MAGMA binding: gesdd and its GPU interfaces
In the first blog post we configured the gesvd wrappers and test them.
However, there is a more important subroutine which is actually what we really want in MAGMA: gesdd, which utilizes the divide and conquer algorithm.
Our final goal is to use MAGMA to run GPU version SVD on our tensors.
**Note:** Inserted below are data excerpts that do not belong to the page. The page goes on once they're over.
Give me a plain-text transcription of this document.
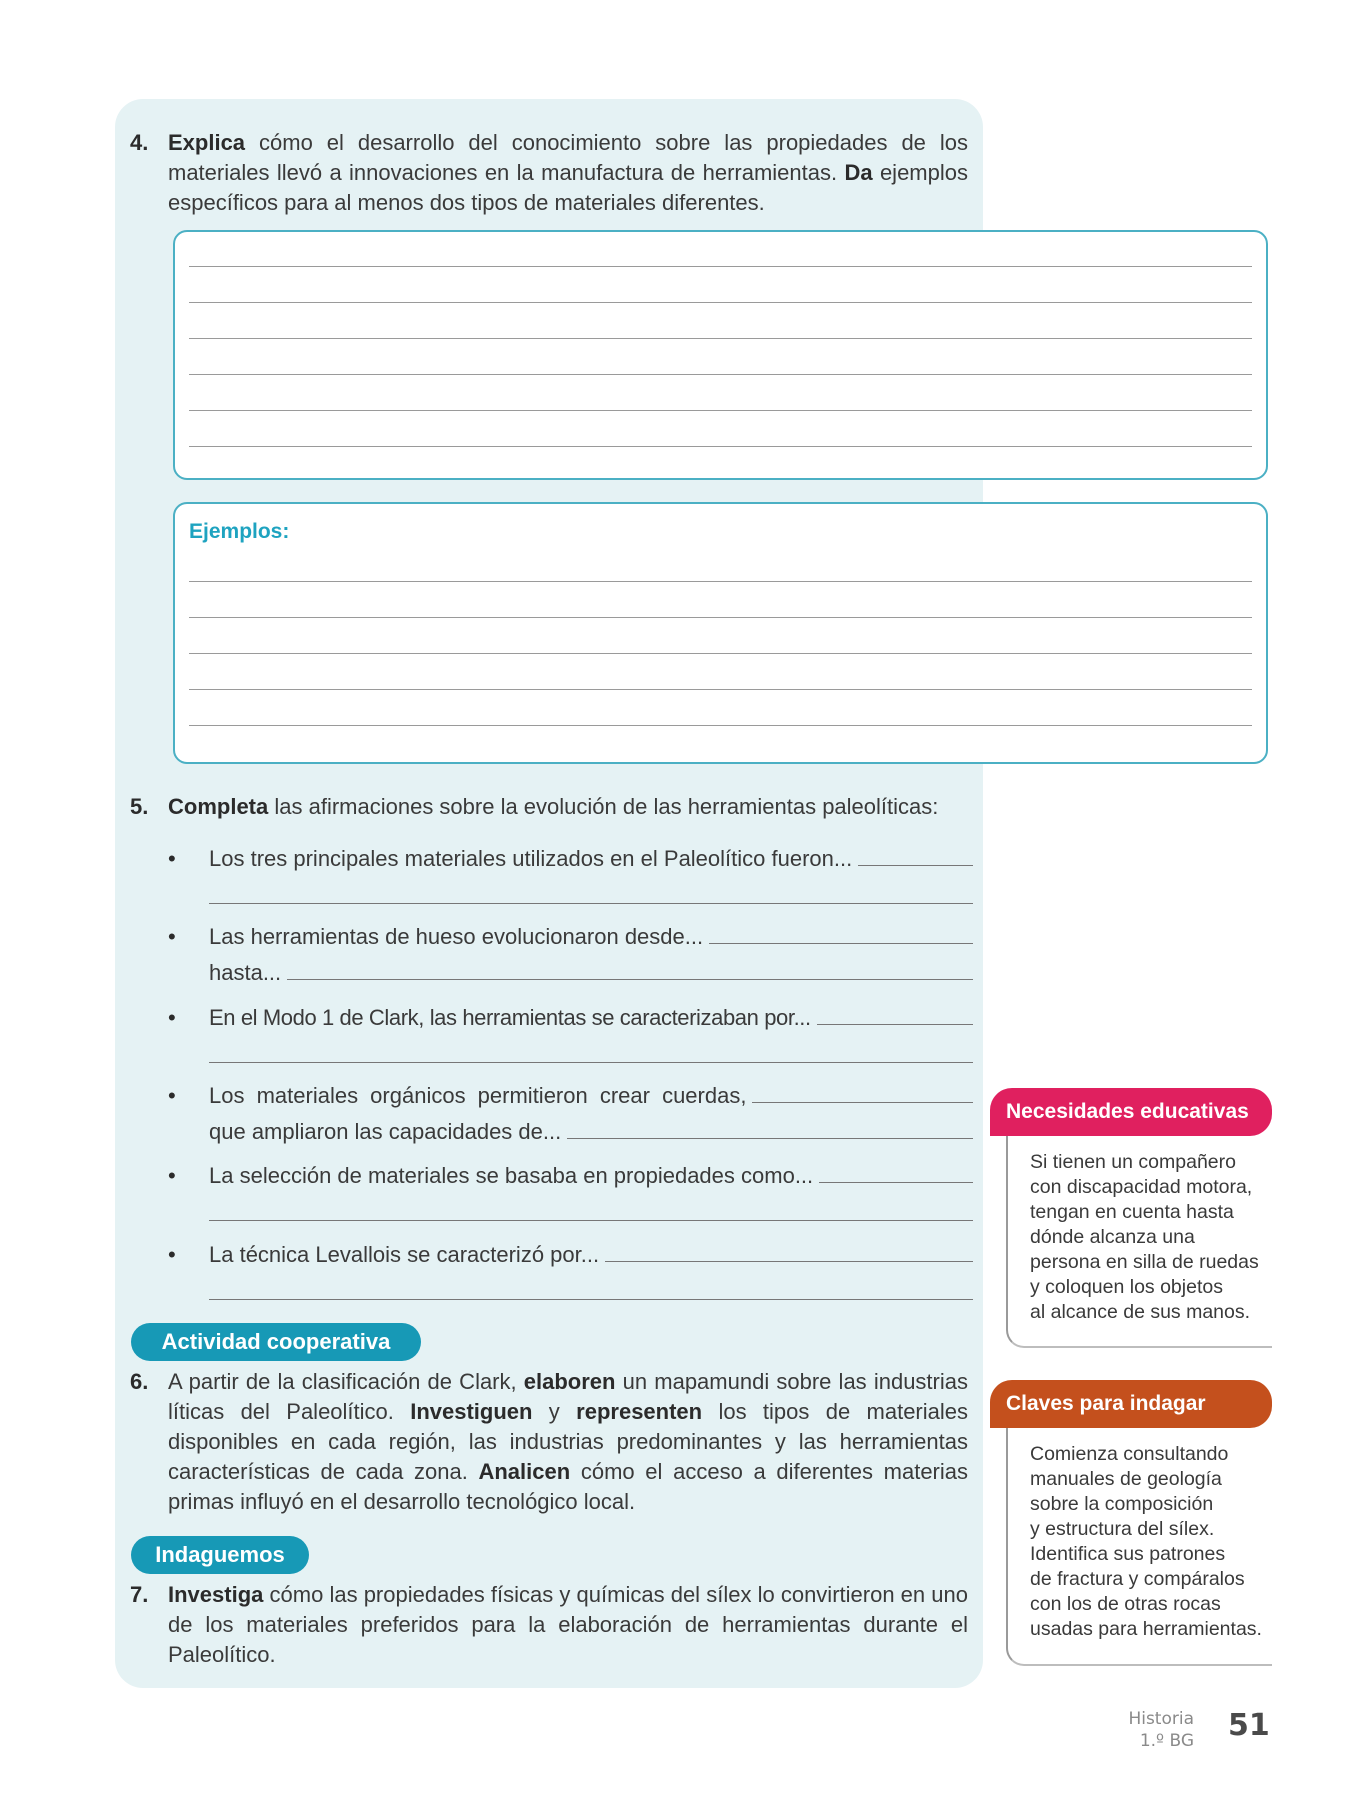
4. Explica cómo el desarrollo del conocimiento sobre las propiedades de los materiales llevó a innovaciones en la manufactura de herramientas. Da ejemplos específicos para al menos dos tipos de materiales diferentes.
Ejemplos:
5. Completa las afirmaciones sobre la evolución de las herramientas paleolíticas:
• Los tres principales materiales utilizados en el Paleolítico fueron...
• Las herramientas de hueso evolucionaron desde...
hasta...
• En el Modo 1 de Clark, las herramientas se caracterizaban por...
• Los materiales orgánicos permitieron crear cuerdas,
que ampliaron las capacidades de...
• La selección de materiales se basaba en propiedades como...
• La técnica Levallois se caracterizó por...
Actividad cooperativa
6. A partir de la clasificación de Clark, elaboren un mapamundi sobre las industrias líticas del Paleolítico. Investiguen y representen los tipos de materiales disponibles en cada región, las industrias predominantes y las herramientas características de cada zona. Analicen cómo el acceso a diferentes materias primas influyó en el desarrollo tecnológico local.
Indaguemos
7. Investiga cómo las propiedades físicas y químicas del sílex lo convirtieron en uno de los materiales preferidos para la elaboración de herramientas durante el Paleolítico.
Necesidades educativas
Si tienen un compañero
con discapacidad motora,
tengan en cuenta hasta
dónde alcanza una
persona en silla de ruedas
y coloquen los objetos
al alcance de sus manos.
Claves para indagar
Comienza consultando
manuales de geología
sobre la composición
y estructura del sílex.
Identifica sus patrones
de fractura y compáralos
con los de otras rocas
usadas para herramientas.
Historia
1.º BG 51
Typically, MAGMA names the subroutines with GPU interfaces as "*_gpu" where '*' stands for the original name of subroutines.
GPU interfaces for gesdd
Unfortunately, MAGMA does not provide the native GPU interfaces for gesdd.
After refering to the counterpart implementation in PyTorch, we followed a similar method in Julia; that is, basically, we first convert the matrix to CPU before feed it back to MAGMA gesdd subroutines, where the CPU data will be transfered to CUDA again.
Meanwhile, the other svd subroutines have no native GPU interfaces either, so we are still discussing the possible solutions to this problem in an open issue.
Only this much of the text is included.